Yes, I abhorred sitting in the beautiful lobby overlooking the Berkshire Mountains listening to flip-flop-clad women rushing to their next yoga session to make sure they got their preferred spot in class. Aggressive pursuit of serenity just seemed so odd to me. The whole atmosphere of the place felt like a reality show called The Real Moms of Atlanta…a bunch of contentious, self-absorbed people securing their place in the social status of Ayurvedic history.
I also felt that the scope of this venture was way too large to maintain a simple, serene environment. Thousands of people and acres of parking for their cars just seems so contradictory to being able to work toward self knowledge and peace. Putting into place rules about where you can’t use your cell phones and making the huge cafeteria a silent place during breakfasts…those efforts helped get it closer to the goal, but not close enough as far as I was concerned.
The effect on me was that I felt lonely, isolated and excluded.
It’s easy to recognize that it was all my state of mind and not anything about the other people there, and like Mr. Scanella said…”Critiquing is easy.”
I do have to say that I thought the food was incredibly mindful and well prepared for such a large population of people. And I can’t say enough amazing things about the workshop I participated in. The participants, the workshop leaders and the content were truly amazing. I will continue to pursue Breema as a method of discovery and nurturing. Hopefully just in different venues.
Whilst examining my belly button this past weekend, I did have some time while not doing yoga during my optional program times to get in some knitting on the Briar Rose Pullover.

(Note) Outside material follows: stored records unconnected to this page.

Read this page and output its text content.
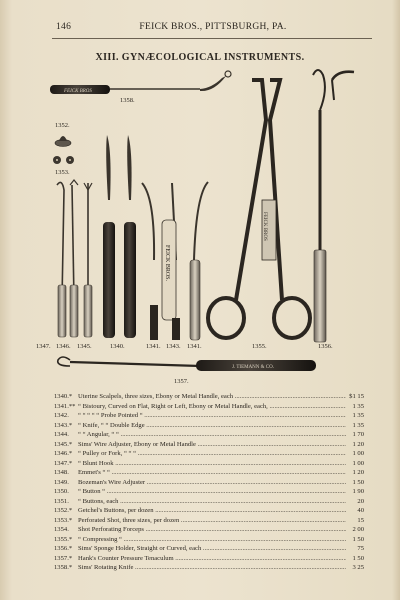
146	FEICK BROS., PITTSBURGH, PA.
XIII. GYNÆCOLOGICAL INSTRUMENTS.
FEICK BROS
FEICK BROS.
FEICK BROS
J. TIEMANN & CO.
1358.
1352.
1353.
1347. 1346. 1345.	1340.	1341. 1343. 1341.	1355.	1356.
1357.
1340.* Uterine Scalpels, three sizes, Ebony or Metal Handle, each .....	$1 15
1341.** “ Bistoury, Curved on Flat, Right or Left, Ebony or Metal Handle, each, .....	1 35
1342.	“ “ “ “ “ Probe Pointed “ .....	1 35
1343.* “ Knife, “ “ Double Edge .....	1 35
1344.	“ “ Angular, “ “ .....	1 70
1345.* Sims' Wire Adjuster, Ebony or Metal Handle .....	1 20
1346.* “ Pulley or Fork, “ “ “ .....	1 00
1347.* “ Blunt Hook .....	1 00
1348.	Emmet's “ “ .....	1 20
1349.	Bozeman's Wire Adjuster .....	1 50
1350.	“ Button “ .....	1 90
1351.	“ Buttons, each .....	20
1352.* Getchel's Buttons, per dozen .....	40
1353.* Perforated Shot, three sizes, per dozen .....	15
1354.	Shot Perforating Forceps .....	2 00
1355.* “ Compressing “ .....	1 50
1356.* Sims' Sponge Holder, Straight or Curved, each .....	75
1357.* Hank's Counter Pressure Tenaculum .....	1 50
1358.* Sims' Rotating Knife .....	3 25
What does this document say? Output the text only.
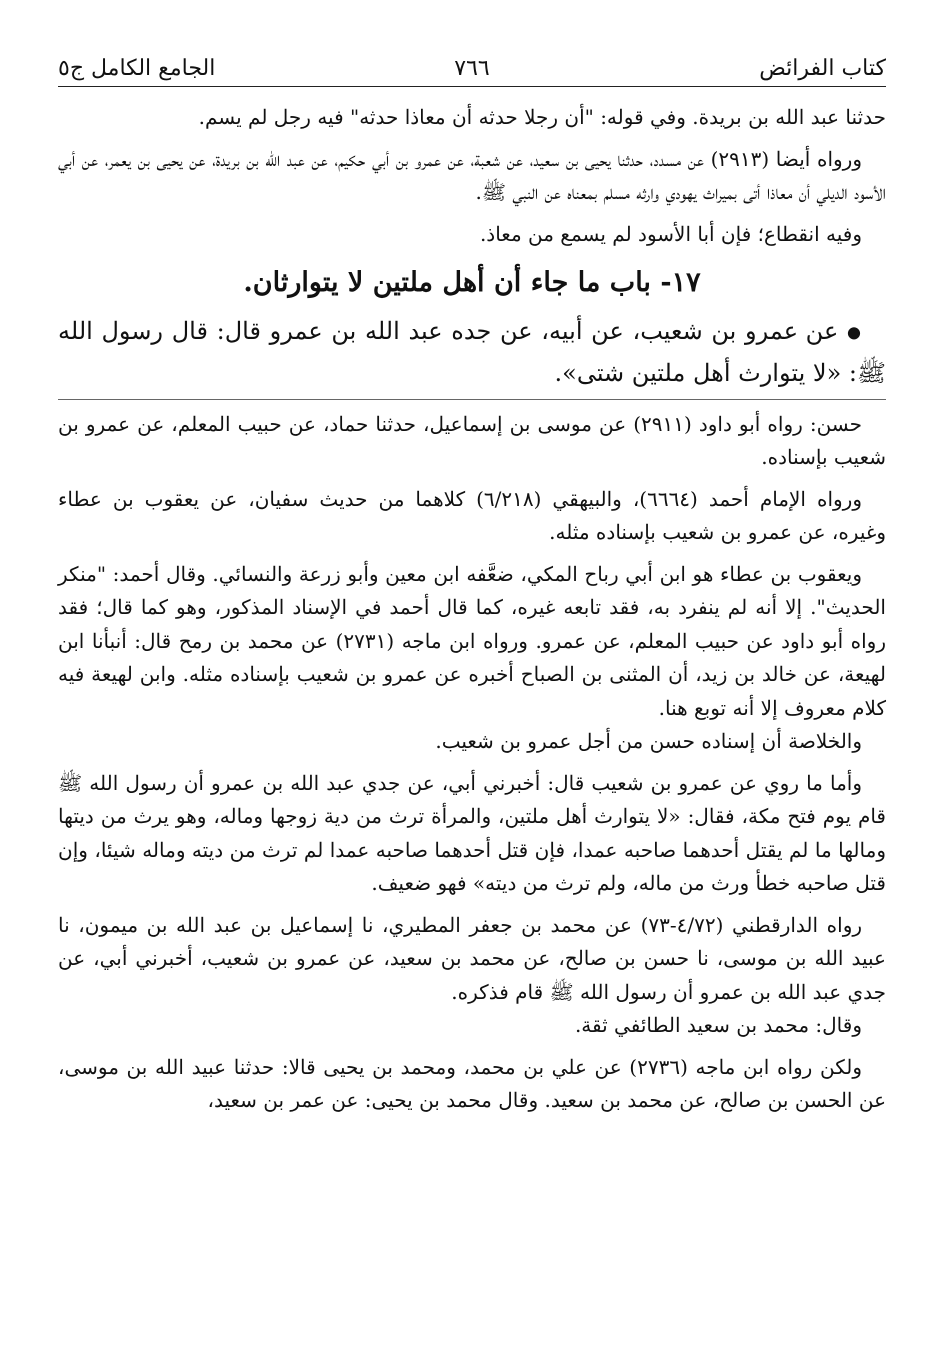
كتاب الفرائض
٧٦٦
الجامع الكامل ج٥

حدثنا عبد الله بن بريدة. وفي قوله: "أن رجلا حدثه أن معاذا حدثه" فيه رجل لم يسم.

ورواه أيضا (٢٩١٣) عن مسدد، حدثنا يحيى بن سعيد، عن شعبة، عن عمرو بن أبي حكيم، عن عبد الله بن بريدة، عن يحيى بن يعمر، عن أبي الأسود الديلي أن معاذا أتى بميراث يهودي وارثه مسلم بمعناه عن النبي ﷺ.

وفيه انقطاع؛ فإن أبا الأسود لم يسمع من معاذ.

١٧- باب ما جاء أن أهل ملتين لا يتوارثان.
● عن عمرو بن شعيب، عن أبيه، عن جده عبد الله بن عمرو قال: قال رسول الله ﷺ: «لا يتوارث أهل ملتين شتى».

حسن: رواه أبو داود (٢٩١١) عن موسى بن إسماعيل، حدثنا حماد، عن حبيب المعلم، عن عمرو بن شعيب بإسناده.

ورواه الإمام أحمد (٦٦٦٤)، والبيهقي (٦/٢١٨) كلاهما من حديث سفيان، عن يعقوب بن عطاء وغيره، عن عمرو بن شعيب بإسناده مثله.

ويعقوب بن عطاء هو ابن أبي رباح المكي، ضعَّفه ابن معين وأبو زرعة والنسائي. وقال أحمد: "منكر الحديث". إلا أنه لم ينفرد به، فقد تابعه غيره، كما قال أحمد في الإسناد المذكور، وهو كما قال؛ فقد رواه أبو داود عن حبيب المعلم، عن عمرو. ورواه ابن ماجه (٢٧٣١) عن محمد بن رمح قال: أنبأنا ابن لهيعة، عن خالد بن زيد، أن المثنى بن الصباح أخبره عن عمرو بن شعيب بإسناده مثله. وابن لهيعة فيه كلام معروف إلا أنه توبع هنا.

والخلاصة أن إسناده حسن من أجل عمرو بن شعيب.

وأما ما روي عن عمرو بن شعيب قال: أخبرني أبي، عن جدي عبد الله بن عمرو أن رسول الله ﷺ قام يوم فتح مكة، فقال: «لا يتوارث أهل ملتين، والمرأة ترث من دية زوجها وماله، وهو يرث من ديتها ومالها ما لم يقتل أحدهما صاحبه عمدا، فإن قتل أحدهما صاحبه عمدا لم ترث من ديته وماله شيئا، وإن قتل صاحبه خطأ ورث من ماله، ولم ترث من ديته» فهو ضعيف.

رواه الدارقطني (٤/٧٢-٧٣) عن محمد بن جعفر المطيري، نا إسماعيل بن عبد الله بن ميمون، نا عبيد الله بن موسى، نا حسن بن صالح، عن محمد بن سعيد، عن عمرو بن شعيب، أخبرني أبي، عن جدي عبد الله بن عمرو أن رسول الله ﷺ قام فذكره.

وقال: محمد بن سعيد الطائفي ثقة.

ولكن رواه ابن ماجه (٢٧٣٦) عن علي بن محمد، ومحمد بن يحيى قالا: حدثنا عبيد الله بن موسى، عن الحسن بن صالح، عن محمد بن سعيد. وقال محمد بن يحيى: عن عمر بن سعيد،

The back of the sweater is up to about 22 inches (it will end up being about 26 inches). Here’s what it looks like from the front.
You can see how stockinette-like the reverse of the fabric is compared to the faux ribbing.
It’s also more obvious in looking at the photos that the variegation of the yarn has changed the granularity of the color pooling, but not enough so that I care to re-do the sleeve holes using steaks to avoid it. Although I’d be open to hearing others’ opinions about that too.